Climat : les pays pollueurs traînent des pieds, Greenpeace avance !
Réunis du 8 au 10 juillet en Italie, le G8 et les principaux pays émergents n’ont pas été à la hauteur de la crise climatique que nous traversons. Ils devaient préparer le sommet mondial sur le climat qui aura lieu en décembre à Copenhague. Ils n’ont pas réussi à se mettre d’accord.
Certes, les pays les plus riches ont reconnu que la hausse de la température mondiale ne devait pas dépasser les 2°C. Certes, ils se sont fixés comme objectif de réduire leurs émissions de gaz à effet de serre de 80% d’ici 2050. Mais ils refusent de se fixer des objectifs à plus court terme. Ils ne proposent aucune aide financière aux pays en développement pour les aider à faire face aux dérèglements climatiques.
En trois jours de réunion, la communauté internationale n’a fait que de tous petits pas.
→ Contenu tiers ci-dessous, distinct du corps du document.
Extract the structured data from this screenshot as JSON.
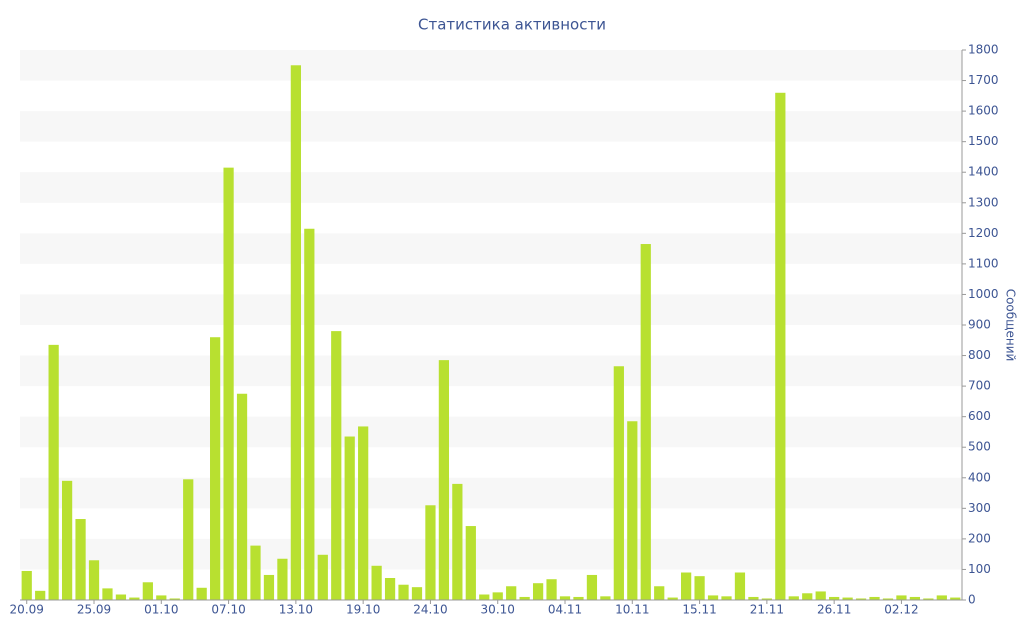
{
  "chart_data": {
    "type": "bar",
    "title": "Статистика активности",
    "y_label": "Сообщений",
    "categories": [
      "20.09",
      null,
      null,
      null,
      null,
      "25.09",
      null,
      null,
      null,
      null,
      "01.10",
      null,
      null,
      null,
      null,
      "07.10",
      null,
      null,
      null,
      null,
      "13.10",
      null,
      null,
      null,
      null,
      "19.10",
      null,
      null,
      null,
      null,
      "24.10",
      null,
      null,
      null,
      null,
      "30.10",
      null,
      null,
      null,
      null,
      "04.11",
      null,
      null,
      null,
      null,
      "10.11",
      null,
      null,
      null,
      null,
      "15.11",
      null,
      null,
      null,
      null,
      "21.11",
      null,
      null,
      null,
      null,
      "26.11",
      null,
      null,
      null,
      null,
      "02.12",
      null,
      null,
      null,
      null
    ],
    "values": [
      95,
      30,
      835,
      390,
      265,
      130,
      38,
      18,
      8,
      58,
      15,
      5,
      395,
      40,
      860,
      1415,
      675,
      178,
      82,
      135,
      1750,
      1215,
      148,
      880,
      535,
      568,
      112,
      72,
      50,
      42,
      310,
      785,
      380,
      242,
      18,
      25,
      45,
      10,
      55,
      68,
      12,
      10,
      82,
      12,
      765,
      585,
      1165,
      45,
      8,
      90,
      78,
      15,
      12,
      90,
      10,
      5,
      1660,
      12,
      22,
      28,
      10,
      8,
      5,
      10,
      5,
      15,
      10,
      5,
      15,
      8
    ],
    "color": "#b8e030",
    "ylim": [
      0,
      1800
    ],
    "yticks": [
      0,
      100,
      200,
      300,
      400,
      500,
      600,
      700,
      800,
      900,
      1000,
      1100,
      1200,
      1300,
      1400,
      1500,
      1600,
      1700,
      1800
    ],
    "grid": true,
    "y_axis_side": "right"
  }
}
Il faut aller plus vite et plus loin.
Face à cet échec, Greenpeace propose trois documents qui montrent l’urgence à agir et avancent des solutions:
« Climat: vers le point de rupture » rassemble les dernières données scientifiques et montrent que les dérèglements climatiques arrivent plus tôt que prévu. Nous approchons beaucoup trop vite des points de basculement du système climatique.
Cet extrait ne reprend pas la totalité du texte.